First answer: “I don’t know, and I’m sorry”

This is the simple truth, and it’s important to acknowledge. Whether you are a friend, a chaplain, a priest, or the Pope himself, you are a human being who cannot begin to grasp the counsels of the infinite God.

Acknowledging the limits of our understanding is important, especially when we are confronted with questions about human suffering. The “why” question is one that we cannot fully answer in this life. So the first answer to this questions is always “I don’t know.” I don’t know the mind of God. I don’t know what God’s reasons are for allowing this or that person to suffer in this or that way. I can’t see the big picture. When it comes to the workings of God’s providence in the lives of His adopted children, I am ignorant.

Admitting “I don’t know” shows people who suffer that I am with them in their bewilderment. Telling them, “I’m sorry,” lets them know I want to be with them in their sorrow. There are, of course, limits to my sympathy. I can’t feel exactly what a grieving mother feels or understand just what a terminally ill man is going through, and it would be inauthentic and demeaning to pretend otherwise. But I can show compassion. I can be sorry. And it can be helpful to say so.

Second answer: “God loves you”

When people suffer and pray and things just keep getting worse, they might easily doubt God’s love. They might think, “If God loved me, He would help me, He would listen to me and answer me.” Despite what may seem like evidence to the contrary, we need to reassure people that God does love them, and is with them, and will help them. In response to their “why” questions, our answer is, “I don’t know, but I do believe God loves you.”

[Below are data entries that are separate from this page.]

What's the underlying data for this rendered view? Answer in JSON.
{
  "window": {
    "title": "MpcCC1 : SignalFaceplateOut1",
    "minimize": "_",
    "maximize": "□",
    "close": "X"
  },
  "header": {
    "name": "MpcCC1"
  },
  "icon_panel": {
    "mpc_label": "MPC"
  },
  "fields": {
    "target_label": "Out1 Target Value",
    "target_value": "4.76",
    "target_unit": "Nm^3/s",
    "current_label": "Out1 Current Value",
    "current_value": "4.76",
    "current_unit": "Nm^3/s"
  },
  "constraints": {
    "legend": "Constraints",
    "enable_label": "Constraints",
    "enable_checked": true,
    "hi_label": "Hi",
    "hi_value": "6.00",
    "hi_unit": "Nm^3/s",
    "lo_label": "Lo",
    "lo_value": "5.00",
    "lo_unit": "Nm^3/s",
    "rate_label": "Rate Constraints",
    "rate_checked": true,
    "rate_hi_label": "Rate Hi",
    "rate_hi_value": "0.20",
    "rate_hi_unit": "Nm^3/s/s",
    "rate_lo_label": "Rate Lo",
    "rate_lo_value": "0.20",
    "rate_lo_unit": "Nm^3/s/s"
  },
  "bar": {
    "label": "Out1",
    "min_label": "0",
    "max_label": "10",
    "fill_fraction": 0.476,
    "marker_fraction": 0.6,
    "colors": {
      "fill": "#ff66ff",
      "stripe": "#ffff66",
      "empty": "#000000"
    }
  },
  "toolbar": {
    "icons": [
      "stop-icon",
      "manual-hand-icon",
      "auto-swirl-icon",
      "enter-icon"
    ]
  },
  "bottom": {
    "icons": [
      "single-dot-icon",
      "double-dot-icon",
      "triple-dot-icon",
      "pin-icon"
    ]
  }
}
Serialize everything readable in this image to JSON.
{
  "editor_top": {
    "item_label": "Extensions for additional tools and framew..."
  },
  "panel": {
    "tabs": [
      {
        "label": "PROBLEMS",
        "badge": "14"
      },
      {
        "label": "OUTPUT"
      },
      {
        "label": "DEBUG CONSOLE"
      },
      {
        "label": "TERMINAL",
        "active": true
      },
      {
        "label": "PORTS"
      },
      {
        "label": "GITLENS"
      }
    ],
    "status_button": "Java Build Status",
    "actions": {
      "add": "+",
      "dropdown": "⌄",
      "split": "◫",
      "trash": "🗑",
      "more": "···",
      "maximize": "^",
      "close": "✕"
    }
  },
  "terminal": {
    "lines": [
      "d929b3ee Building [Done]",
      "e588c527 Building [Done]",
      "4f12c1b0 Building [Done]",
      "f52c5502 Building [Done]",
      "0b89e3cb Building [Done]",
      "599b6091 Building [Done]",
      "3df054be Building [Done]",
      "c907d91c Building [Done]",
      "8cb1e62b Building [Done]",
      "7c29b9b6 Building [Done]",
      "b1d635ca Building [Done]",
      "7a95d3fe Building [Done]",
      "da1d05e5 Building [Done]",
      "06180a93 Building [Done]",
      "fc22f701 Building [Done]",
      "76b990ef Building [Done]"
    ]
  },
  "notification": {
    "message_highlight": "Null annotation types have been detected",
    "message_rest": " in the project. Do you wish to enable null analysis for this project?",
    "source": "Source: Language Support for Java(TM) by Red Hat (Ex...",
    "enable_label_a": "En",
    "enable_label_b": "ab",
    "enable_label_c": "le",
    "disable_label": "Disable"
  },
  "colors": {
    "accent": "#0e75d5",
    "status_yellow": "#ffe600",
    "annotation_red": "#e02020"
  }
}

That answer makes sense only because God, in His great love for us, has a plan for our good that is infinitely greater than anything we could plan for ourselves. If God merely wanted for me what I want for myself, God would answer my prayers by giving me just what I ask for. But God wants more. God’s plan is greater. So somehow, in ways that I cannot now understand, God means to make my present suffering contribute to the attainment of my greatest good. As St. Paul says, “We know that all things work for the good for those who love God, who are called according to his purpose” (Romans 8:28).

Third answer: “Jesus suffered”

The ultimate answer to the “why” question – the question of suffering – is that Jesus suffered. God doesn’t just execute His benevolent plans for us “from above.” God’s answer to the question of human suffering was to enter into it, take it upon Himself, and make it the path to new and everlasting life.

Jesus suffered. Therefore our suffering can no longer be a reason to suppose God doesn’t love us. God the Father most certainly loves Jesus, His “beloved Son with whom [He is] well pleased” (Matthew 3:17). Yet God willed that the “cup” of Jesus’ suffering not pass from him (see Matthew 26:42). God lets us suffer for the same reason: so that, united with the suffering of Jesus, our suffering will lead us to the life of Resurrection and participate in the redemptive work of our Lord.

The “why” question always comes up, but the answers cannot always be received. Jesus answered Martha with the promise of Resurrection. He answered Mary with tears. Whether we speak or stay silent, God’s love is always the answer. May we always be witnesses of that love to our brothers and sisters who suffer and wonder “why?”